KeyCorp's fourth-quarter loss narrowed despite higher loan-loss provisions as the regional bank's posted its seventh-straight quarter of red ink. But revenue was up and the results exceeded analysts' expectations.
Shares rose 4.3% premarket to $7.26.
The Ohio-based regional bank has been cutting costs and reducing its exposure to higher risk loans, including commercial real-estate in recent months. Though it managed to skirt the subprime-mortgage crisis, it wasn't as skillful at side-stepping the subsequent commercial real-estate downturn. KeyCorp in October was among banks that saw slower growth of bad loans.
The company reported a loss of $224 million, or 30 cents a share, compared with a prior-year loss of $524 million, or $1.13 a share. Excluding write-downs and other impacts, the loss narrowed to 39 cents a share from 52 cents a share. Revenue increased 11% to $1.12 billion.
Analysts polled by Thomson Reuters forecast a loss of 40 cents a share on revenue of $1.06 billion.

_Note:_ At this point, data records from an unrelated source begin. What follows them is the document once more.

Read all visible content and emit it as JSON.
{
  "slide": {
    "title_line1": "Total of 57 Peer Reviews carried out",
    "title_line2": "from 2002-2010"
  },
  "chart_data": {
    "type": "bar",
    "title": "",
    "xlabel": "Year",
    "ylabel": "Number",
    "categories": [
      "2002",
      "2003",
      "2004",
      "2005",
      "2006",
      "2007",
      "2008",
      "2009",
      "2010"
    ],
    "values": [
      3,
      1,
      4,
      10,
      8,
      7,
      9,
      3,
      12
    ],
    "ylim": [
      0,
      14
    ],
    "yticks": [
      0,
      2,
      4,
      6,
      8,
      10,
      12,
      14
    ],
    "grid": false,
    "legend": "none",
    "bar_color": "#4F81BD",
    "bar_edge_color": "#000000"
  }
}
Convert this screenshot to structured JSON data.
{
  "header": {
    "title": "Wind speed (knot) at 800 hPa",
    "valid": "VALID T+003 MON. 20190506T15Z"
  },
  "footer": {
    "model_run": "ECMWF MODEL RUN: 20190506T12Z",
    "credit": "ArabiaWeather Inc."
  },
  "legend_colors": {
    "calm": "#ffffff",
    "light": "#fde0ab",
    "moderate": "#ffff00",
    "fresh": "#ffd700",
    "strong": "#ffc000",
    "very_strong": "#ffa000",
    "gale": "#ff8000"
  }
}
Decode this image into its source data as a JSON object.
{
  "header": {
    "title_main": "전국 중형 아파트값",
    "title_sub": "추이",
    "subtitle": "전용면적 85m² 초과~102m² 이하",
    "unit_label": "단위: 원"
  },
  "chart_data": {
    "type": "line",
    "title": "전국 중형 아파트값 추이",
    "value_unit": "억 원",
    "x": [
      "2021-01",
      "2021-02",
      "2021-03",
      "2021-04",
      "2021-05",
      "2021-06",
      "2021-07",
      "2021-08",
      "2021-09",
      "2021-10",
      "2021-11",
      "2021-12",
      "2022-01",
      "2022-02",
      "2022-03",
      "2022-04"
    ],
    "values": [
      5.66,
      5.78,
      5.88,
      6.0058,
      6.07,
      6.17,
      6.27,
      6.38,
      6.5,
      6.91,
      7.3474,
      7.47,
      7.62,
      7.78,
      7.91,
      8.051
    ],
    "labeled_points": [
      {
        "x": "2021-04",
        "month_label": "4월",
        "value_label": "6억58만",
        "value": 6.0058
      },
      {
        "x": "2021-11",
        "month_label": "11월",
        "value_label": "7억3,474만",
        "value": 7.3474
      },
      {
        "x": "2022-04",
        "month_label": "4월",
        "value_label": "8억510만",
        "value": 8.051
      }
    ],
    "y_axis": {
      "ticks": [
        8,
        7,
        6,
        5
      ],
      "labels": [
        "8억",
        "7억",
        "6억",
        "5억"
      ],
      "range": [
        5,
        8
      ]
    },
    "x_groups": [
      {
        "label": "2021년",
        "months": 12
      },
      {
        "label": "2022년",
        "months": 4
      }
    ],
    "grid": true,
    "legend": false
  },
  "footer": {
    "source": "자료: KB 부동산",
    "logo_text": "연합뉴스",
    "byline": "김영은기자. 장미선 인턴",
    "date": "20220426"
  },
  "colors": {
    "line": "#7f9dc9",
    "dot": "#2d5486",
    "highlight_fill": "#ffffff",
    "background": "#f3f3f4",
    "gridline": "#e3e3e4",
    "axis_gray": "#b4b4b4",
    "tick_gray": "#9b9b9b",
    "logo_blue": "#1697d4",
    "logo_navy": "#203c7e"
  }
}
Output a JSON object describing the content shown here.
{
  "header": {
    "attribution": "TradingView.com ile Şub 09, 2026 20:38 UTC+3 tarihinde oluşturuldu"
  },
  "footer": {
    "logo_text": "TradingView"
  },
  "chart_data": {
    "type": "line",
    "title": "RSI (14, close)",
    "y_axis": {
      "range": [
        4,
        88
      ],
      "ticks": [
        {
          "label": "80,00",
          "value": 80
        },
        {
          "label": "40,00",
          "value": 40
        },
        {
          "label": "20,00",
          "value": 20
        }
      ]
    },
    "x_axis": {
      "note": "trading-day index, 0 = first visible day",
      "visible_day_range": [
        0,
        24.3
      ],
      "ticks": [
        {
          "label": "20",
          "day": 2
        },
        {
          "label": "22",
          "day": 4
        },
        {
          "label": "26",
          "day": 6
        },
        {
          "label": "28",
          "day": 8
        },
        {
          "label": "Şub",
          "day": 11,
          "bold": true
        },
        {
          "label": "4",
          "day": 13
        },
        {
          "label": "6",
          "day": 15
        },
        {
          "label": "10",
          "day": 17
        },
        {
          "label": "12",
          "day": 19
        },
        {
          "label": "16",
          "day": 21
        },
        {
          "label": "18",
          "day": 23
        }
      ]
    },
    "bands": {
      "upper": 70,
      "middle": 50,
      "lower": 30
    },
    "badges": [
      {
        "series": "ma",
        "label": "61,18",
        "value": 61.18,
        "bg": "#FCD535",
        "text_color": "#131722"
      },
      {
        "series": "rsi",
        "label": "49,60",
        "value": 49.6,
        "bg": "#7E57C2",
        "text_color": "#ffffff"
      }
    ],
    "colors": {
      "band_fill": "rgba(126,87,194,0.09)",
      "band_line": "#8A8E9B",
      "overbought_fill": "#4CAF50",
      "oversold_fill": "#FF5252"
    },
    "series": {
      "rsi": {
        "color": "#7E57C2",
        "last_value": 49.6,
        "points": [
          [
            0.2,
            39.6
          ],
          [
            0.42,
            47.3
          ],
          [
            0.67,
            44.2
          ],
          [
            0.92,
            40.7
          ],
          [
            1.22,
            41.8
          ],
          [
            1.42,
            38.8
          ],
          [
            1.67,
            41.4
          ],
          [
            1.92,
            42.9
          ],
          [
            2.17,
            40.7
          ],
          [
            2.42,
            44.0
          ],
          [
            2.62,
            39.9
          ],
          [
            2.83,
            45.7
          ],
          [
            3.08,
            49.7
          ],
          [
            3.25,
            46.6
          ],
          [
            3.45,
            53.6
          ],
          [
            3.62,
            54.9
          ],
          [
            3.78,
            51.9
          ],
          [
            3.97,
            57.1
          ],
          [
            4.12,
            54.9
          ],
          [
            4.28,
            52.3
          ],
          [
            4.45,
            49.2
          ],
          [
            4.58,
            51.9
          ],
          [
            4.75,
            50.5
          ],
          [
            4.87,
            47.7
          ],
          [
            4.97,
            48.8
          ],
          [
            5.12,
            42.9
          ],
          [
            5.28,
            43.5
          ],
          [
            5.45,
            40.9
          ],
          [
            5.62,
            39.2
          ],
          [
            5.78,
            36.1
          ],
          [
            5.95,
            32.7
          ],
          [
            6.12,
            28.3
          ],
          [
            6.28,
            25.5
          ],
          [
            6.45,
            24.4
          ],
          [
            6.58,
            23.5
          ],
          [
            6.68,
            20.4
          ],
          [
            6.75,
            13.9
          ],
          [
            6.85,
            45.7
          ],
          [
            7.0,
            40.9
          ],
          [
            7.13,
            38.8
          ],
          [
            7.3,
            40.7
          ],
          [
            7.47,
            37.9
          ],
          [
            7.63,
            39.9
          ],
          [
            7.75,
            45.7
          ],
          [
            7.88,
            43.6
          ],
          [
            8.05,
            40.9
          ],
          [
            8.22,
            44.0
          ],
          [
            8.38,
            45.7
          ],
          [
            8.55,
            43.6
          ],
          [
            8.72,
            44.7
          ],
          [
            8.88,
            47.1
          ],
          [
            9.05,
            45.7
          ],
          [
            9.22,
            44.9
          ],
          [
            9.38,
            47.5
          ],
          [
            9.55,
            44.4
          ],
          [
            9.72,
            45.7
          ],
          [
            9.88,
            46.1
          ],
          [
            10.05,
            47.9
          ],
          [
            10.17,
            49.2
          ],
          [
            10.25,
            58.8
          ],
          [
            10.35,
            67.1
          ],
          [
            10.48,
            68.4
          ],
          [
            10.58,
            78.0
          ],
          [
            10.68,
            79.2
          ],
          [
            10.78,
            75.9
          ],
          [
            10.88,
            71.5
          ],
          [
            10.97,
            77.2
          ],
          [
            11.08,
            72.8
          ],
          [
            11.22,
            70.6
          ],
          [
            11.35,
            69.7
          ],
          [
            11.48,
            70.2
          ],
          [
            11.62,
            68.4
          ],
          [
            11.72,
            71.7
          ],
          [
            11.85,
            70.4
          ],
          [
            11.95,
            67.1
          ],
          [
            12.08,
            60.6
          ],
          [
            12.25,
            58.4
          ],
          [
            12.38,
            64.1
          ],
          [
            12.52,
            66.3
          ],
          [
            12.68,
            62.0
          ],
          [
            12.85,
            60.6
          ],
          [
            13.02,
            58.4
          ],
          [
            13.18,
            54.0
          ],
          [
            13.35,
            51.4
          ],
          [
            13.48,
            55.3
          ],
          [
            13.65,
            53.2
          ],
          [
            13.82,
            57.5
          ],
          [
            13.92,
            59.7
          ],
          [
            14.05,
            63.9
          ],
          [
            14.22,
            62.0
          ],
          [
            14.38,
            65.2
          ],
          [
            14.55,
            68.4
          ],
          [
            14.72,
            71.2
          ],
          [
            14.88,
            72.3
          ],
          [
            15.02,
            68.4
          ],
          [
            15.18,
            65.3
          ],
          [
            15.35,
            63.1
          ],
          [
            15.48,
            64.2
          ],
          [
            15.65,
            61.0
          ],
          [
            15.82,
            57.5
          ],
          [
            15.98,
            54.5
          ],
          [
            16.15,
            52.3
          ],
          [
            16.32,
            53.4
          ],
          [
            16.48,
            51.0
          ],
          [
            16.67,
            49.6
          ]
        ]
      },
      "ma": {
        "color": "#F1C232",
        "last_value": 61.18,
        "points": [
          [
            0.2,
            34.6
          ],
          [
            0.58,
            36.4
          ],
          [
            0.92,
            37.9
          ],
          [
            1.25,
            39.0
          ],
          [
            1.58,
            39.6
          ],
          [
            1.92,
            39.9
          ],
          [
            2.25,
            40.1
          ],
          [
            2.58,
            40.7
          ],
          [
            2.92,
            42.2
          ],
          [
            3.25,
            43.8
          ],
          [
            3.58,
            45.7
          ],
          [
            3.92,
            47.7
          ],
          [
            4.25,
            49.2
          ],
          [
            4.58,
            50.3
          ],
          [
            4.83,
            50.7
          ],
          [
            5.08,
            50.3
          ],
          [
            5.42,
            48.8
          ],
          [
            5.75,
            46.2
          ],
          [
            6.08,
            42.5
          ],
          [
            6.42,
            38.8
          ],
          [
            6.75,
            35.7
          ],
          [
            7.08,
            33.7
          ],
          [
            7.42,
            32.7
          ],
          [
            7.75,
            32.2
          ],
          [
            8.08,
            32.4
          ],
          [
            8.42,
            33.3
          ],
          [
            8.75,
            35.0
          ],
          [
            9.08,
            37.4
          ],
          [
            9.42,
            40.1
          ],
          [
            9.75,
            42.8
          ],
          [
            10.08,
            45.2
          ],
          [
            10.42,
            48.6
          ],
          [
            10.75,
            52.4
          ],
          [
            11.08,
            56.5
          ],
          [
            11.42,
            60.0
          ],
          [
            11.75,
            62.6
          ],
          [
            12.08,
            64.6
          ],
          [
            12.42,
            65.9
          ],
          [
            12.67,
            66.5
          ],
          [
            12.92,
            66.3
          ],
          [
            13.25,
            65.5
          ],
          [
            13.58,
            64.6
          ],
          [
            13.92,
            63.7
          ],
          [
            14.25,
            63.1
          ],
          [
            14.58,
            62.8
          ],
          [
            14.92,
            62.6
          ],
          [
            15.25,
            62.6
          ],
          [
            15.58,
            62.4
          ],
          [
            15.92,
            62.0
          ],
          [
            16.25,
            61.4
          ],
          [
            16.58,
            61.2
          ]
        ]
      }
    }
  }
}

KeyCorp's loan-loss provisions increased 56% to $2.5 billion from a year earlier, but was flat with the previous quarter. On a continuing operations basis, net charge-offs, or loans the lender doesn't expect to collect, rose to 4.64% from 1.67% a year earlier and 3.59% the previous quarter. Nonperforming loans grew to 3.72% from 1.68% and 3.68%.